8 Agustus 2024   11:23 Diperbarui: 8 Agustus 2024   11:27 85
+
Laporkan Konten
Laporkan Akun
Kompasiana adalah platform blog. Konten ini menjadi tanggung jawab bloger dan tidak mewakili pandangan redaksi Kompas.

Setelah membangun keadilan sosial-ekonomi, Wali Songo kemudian mengajarkan hidup guyub, rukun dan bertoleransi antara sesama warga (dalam naskah disebut wargi/kawula). Kaum Muslim diajarkan tidak boleh memaksakan orang lain untuk memeluk Islam. Keyakinan warga yang menganut agama lain harus dihormati. 

Secara eksplisit hal ini tergambar dalam Serat Sejarah Demak (Kodes BL Add 12313) yang bunyinya sebagai berikut: "Sang Wiku angandika: Aja Mangkono sira ki bayi, rumanira, apa Nora nyegah, wong kang masuk agamane.....(Kamu jangan bersikap demikian kepada ayahandamu sendiri, apakah dia pernah mencegah orang masuk Islam....?)." Ucapan ini disampaikan oleh Sunan Ampel kepada Raden Fatah yang dianggap ingin memaksa Raja Brawijaya, Raja Majapahit kala itu, memeluk Islam.

Nilai-nilai inilah yang diserap oleh warga, meskipun tidak harus secara formal memeluk Islam. Makanya dalam berbagai naskah, baik Babad Sasak-Bali, maupun naskah Babad Demak, Wali Songo dianggap mawahi iman (membawa nilai). Tidak disebut mawahi (I)slam. 

Dalam kenyataannya, seperti tercermin dalam naskah Bali-Sasak, masyarakat nusantara menerima nilai-nilai tersebut meskipun mereka tetap pada agamanya masing-masing. Masyarakat Bali, misalnya, mereka tetap Hindu, tetapi menjaga nilai-nilai angajawi (kenusantaraan) tersebut dalam kehidupan sehari-hari, tentu saja dengan mendialogkan dengan tradisinya.

Cara Wali Songo dalam mengembangkan Islam ini dengan menyeimbangkan antara keadilan, pemerataan ekonomi, gotong royong, kekeluargaan dan bertoleransi satu sama lain disebut oleh para peneliti naskah Wali Songo sebagai Dakwah Wasatiyah (dakwah moderasi).  Para peneliti tersebut sampai pada kesimpulan, praktik dakwah Wali Songo tersebut adalah contoh model moderasi beragama untuk membentuk "Hamukti Tanah Jawi" (Sunyoto;Mufrodli; Baso; Irawan; Halim; Prihananto, 2021).

Model moderasi beragama semacam inilah yang kemudian dilanjutkan oleh Nahdlatul Ulama (NU) maupun Muhammadiyah.  NU, misalnya, meletakkan moderasi beragama sebagai bagian dari Khittah NU dalam prinsip tawasuth (moderat), I'tidal (adil), tasamuh (toleran) dan tawazun (seimbang) (Ridwan, 2020).  

Keempatnya merupakan nilai dasar yang harus dijalankan secara seimbang. Nilai-nilai tersebut menjadi landasan dalam kehidupan bermasyarakat.  Di sini kembali terlihat bahwa moderasi beragama yang dijalankan NU, tidak hanya semata-mata soal tasamuh (toleransi) atau tawazun (tengah-tengah/seimbang), tetapi juga I'tidal (adil). Keadilan ini tentu saja termasuk keadilan dalam berbagai sektor, termasuk keadilan ekonomi umat.

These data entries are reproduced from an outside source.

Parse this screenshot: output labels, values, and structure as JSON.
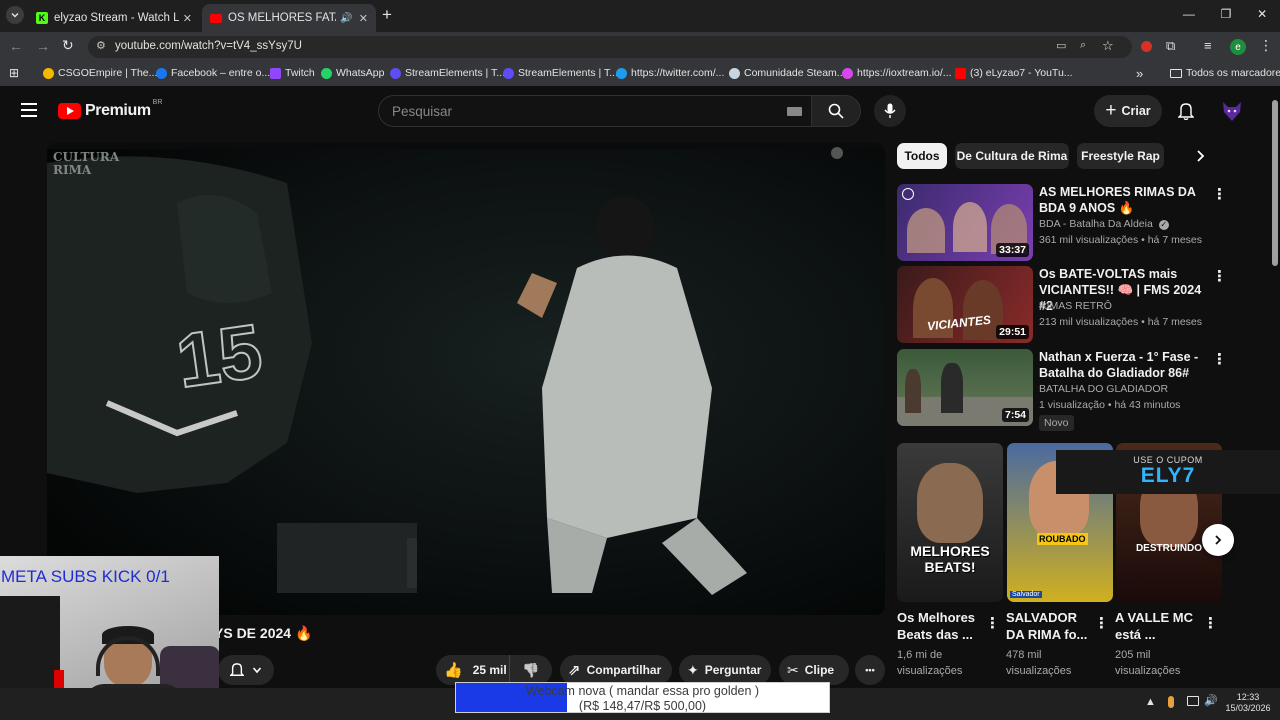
{
  "browser": {
    "tabs": [
      {
        "title": "elyzao Stream - Watch Live on",
        "close": "✕"
      },
      {
        "title": "OS MELHORES FATALITYS D",
        "close": "✕"
      }
    ],
    "new_tab": "+",
    "url": "youtube.com/watch?v=tV4_ssYsy7U",
    "profile_initial": "e",
    "bookmarks": [
      {
        "label": "CSGOEmpire | The...",
        "color": "#f5b800"
      },
      {
        "label": "Facebook – entre o...",
        "color": "#1877f2"
      },
      {
        "label": "Twitch",
        "color": "#9146ff"
      },
      {
        "label": "WhatsApp",
        "color": "#25d366"
      },
      {
        "label": "StreamElements | T...",
        "color": "#5c4df5"
      },
      {
        "label": "StreamElements | T...",
        "color": "#5c4df5"
      },
      {
        "label": "https://twitter.com/...",
        "color": "#1d9bf0"
      },
      {
        "label": "Comunidade Steam...",
        "color": "#c7d5e0"
      },
      {
        "label": "https://ioxtream.io/...",
        "color": "#d946ef"
      },
      {
        "label": "(3) eLyzao7 - YouTu...",
        "color": "#ff0000"
      }
    ],
    "bookmarks_overflow": "»",
    "all_bookmarks": "Todos os marcadores"
  },
  "youtube": {
    "logo_text": "Premium",
    "logo_region": "BR",
    "search_placeholder": "Pesquisar",
    "create_label": "Criar",
    "chips": [
      "Todos",
      "De Cultura de Rima",
      "Freestyle Rap"
    ],
    "video_title_partial": "YS DE 2024 🔥",
    "video_watermark": "CULTURA\nRIMA",
    "jersey_number": "15",
    "actions": {
      "likes": "25 mil",
      "share": "Compartilhar",
      "ask": "Perguntar",
      "clip": "Clipe",
      "more": "•••"
    },
    "related": [
      {
        "title": "AS MELHORES RIMAS DA BDA 9 ANOS 🔥",
        "channel": "BDA - Batalha Da Aldeia",
        "verified": true,
        "meta": "361 mil visualizações • há 7 meses",
        "duration": "33:37",
        "colors": [
          "#3b2a6e",
          "#7a3fb0"
        ]
      },
      {
        "title": "Os BATE-VOLTAS mais VICIANTES!! 🧠 | FMS 2024 #2",
        "channel": "RIMAS RETRÔ",
        "verified": false,
        "meta": "213 mil visualizações • há 7 meses",
        "duration": "29:51",
        "colors": [
          "#3a1a1a",
          "#8a2a2a"
        ]
      },
      {
        "title": "Nathan x Fuerza - 1° Fase - Batalha do Gladiador 86#",
        "channel": "BATALHA DO GLADIADOR",
        "verified": false,
        "meta": "1 visualização • há 43 minutos",
        "duration": "7:54",
        "badge": "Novo",
        "colors": [
          "#2f4a2a",
          "#6a8a4a"
        ]
      }
    ],
    "shorts": [
      {
        "title": "Os Melhores Beats das ...",
        "views": "1,6 mi de visualizações",
        "overlay": "MELHORES BEATS!",
        "colors": [
          "#3a3a3a",
          "#1a1a1a"
        ]
      },
      {
        "title": "SALVADOR DA RIMA fo...",
        "views": "478 mil visualizações",
        "overlay": "ROUBADO",
        "tag": "Salvador",
        "colors": [
          "#4a6aa0",
          "#d0b020"
        ]
      },
      {
        "title": "A VALLE MC está ...",
        "views": "205 mil visualizações",
        "overlay": "DESTRUINDO",
        "colors": [
          "#4a2a1a",
          "#1a0a0a"
        ]
      }
    ]
  },
  "stream_overlay": {
    "goal_text": "META SUBS KICK 0/1",
    "coupon_label": "USE O CUPOM",
    "coupon_code": "ELY7",
    "donation_title": "Webcam nova ( mandar essa pro golden )",
    "donation_progress": "(R$ 148,47/R$ 500,00)",
    "donation_fraction": 0.297
  },
  "taskbar": {
    "time": "12:33",
    "date": "15/03/2026"
  }
}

Gus Dur dalam mengimplementasikan moderasi beragama ini (tawasuth) sangat memperhatikan prinsip keadilan ekonomi. Itulah sebabnya Gus Dur mendorong dan mengajak kerja sama para pengusaha-pengusaha Tionghoa untuk mendirikan Bank Perkreditan Rakyat (BPR) dan juga mengelola Bank Summa. 

Dalam pandangan Kiai Jadul Maula, Gus Dur sangat memahami bahwa tidak mungkin tercipta toleransi, khususnya kepada kalangan Tionghoa jika masih terjadi ketimpangan ekonomi dalam masyarakat. Karena itulah, demikian Jadul, moderasi beragama Gus Dur dibarengi dengan program moderasi/keseimbangan (tawazun) di bidang ekonomi.

Moderasi beragama saat ini, khususnya yang menjadi program pemerintah, tampaknya cenderung hanya berbicara soal anti radikalisme (kekerasan) dan toleransi. Sementara aspek keadilan sosial-ekonomi tidak menjadi perhatian serius. Organisasi keagamaan semacam NU dan Muhammadiyah  hanya diajak bekerja sama dalam melawan radikalisme beragama dan penguatan toleransi.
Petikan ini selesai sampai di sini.